# Counterterms in saddle point expansion

• geoduck
In summary, during the saddle point evaluation of the path integral at tree level, the classical solution of the field is plugged into the integrand. However, counterterms are ignored when determining the classical solution. These counterterms only show up after a saddle point expansion is made, which does not include them. This is possible because the counterterms usually contain Planck's constant, which goes to zero in the classical limit. However, there is a debate about the inclusion of counterterms in the classical solution, as they have one more power of the coupling than bare terms. This means that the value of the pure number k can affect the magnitude of higher order perturbative terms compared to tree level. For example, the one-loop 4-pt

#### geoduck

In the saddle point evaluation of the path integral, at tree level, you plug in the classical solution of the field into the integrand. However, when determining the classical solution, we ignore counterterms. The counterterms only show up to renormalize divergences after a saddle point expansion is made about the classical solution that does not include the counterterms.

Why can we get away with this? It seems mathematically we have to include counterterms in the classical solution for a saddle point expansion to be valid.

The counterterms usually contain Planck's constant, so they should go to zero in the classical limit. But there is an interesting discussion of this issue in http://arxiv.org/abs/hep-th/0405239.

Don't counter-terms have one more power of the coupling in them than bare terms? For example, for λΦ4, I worked out the the coupling has dimensions $[\lambda]=\frac{1}{\hbar c}$.

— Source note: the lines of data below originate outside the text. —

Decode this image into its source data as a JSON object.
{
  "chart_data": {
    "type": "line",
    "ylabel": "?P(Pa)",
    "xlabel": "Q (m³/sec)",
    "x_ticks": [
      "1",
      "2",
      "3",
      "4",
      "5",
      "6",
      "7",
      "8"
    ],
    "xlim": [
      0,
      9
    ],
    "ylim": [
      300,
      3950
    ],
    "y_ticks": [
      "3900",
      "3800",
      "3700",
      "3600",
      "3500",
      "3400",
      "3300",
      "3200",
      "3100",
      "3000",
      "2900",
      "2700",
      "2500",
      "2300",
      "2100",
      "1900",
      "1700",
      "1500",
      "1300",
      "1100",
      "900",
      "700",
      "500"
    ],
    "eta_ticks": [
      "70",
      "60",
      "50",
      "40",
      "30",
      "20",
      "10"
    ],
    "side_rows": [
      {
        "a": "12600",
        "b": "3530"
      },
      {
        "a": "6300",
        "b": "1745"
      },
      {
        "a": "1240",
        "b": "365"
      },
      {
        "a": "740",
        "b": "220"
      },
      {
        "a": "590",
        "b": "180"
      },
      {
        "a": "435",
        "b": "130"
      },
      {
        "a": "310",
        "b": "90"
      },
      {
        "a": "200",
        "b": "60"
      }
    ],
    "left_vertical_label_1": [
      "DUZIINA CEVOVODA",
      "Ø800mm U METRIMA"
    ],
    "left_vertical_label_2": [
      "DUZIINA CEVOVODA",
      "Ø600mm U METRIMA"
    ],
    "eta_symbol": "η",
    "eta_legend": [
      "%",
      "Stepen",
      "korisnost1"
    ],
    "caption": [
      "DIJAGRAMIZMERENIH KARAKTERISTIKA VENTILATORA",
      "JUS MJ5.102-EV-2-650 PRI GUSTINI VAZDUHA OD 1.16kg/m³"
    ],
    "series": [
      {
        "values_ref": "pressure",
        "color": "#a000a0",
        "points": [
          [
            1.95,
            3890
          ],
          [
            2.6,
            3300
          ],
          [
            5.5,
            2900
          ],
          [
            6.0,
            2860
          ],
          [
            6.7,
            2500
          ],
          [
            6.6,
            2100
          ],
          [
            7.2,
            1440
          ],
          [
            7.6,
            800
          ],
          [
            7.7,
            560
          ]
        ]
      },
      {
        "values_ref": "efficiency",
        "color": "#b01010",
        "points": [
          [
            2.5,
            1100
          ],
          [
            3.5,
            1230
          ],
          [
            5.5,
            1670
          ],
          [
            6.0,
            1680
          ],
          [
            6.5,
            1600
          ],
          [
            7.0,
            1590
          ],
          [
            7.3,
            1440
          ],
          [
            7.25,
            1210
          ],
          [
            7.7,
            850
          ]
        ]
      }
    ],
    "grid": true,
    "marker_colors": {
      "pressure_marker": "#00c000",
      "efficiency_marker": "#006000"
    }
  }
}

So if we write $\lambda=k*\frac{1}{\hbar c}$, where k is a pure number, then whether your higher order perturbative terms are small compared to tree level depends on the value of the pure number k, and not on Planck's constant.

So for example, the one-loop 4-pt function is $\lambda+k*\lambda^2\log\left( \frac{E}{\mu}\right)*(\hbar c)$.

I assume that $(\hbar c)$ is in the one-loop correction to make the dimensions of the two terms the same. With n-loops I assume you'll get $(\hbar c)^n$. But you can't say this is small, because you'll also get $$\lambda^n$$, which has units of $(\hbar c)$ in the denominators.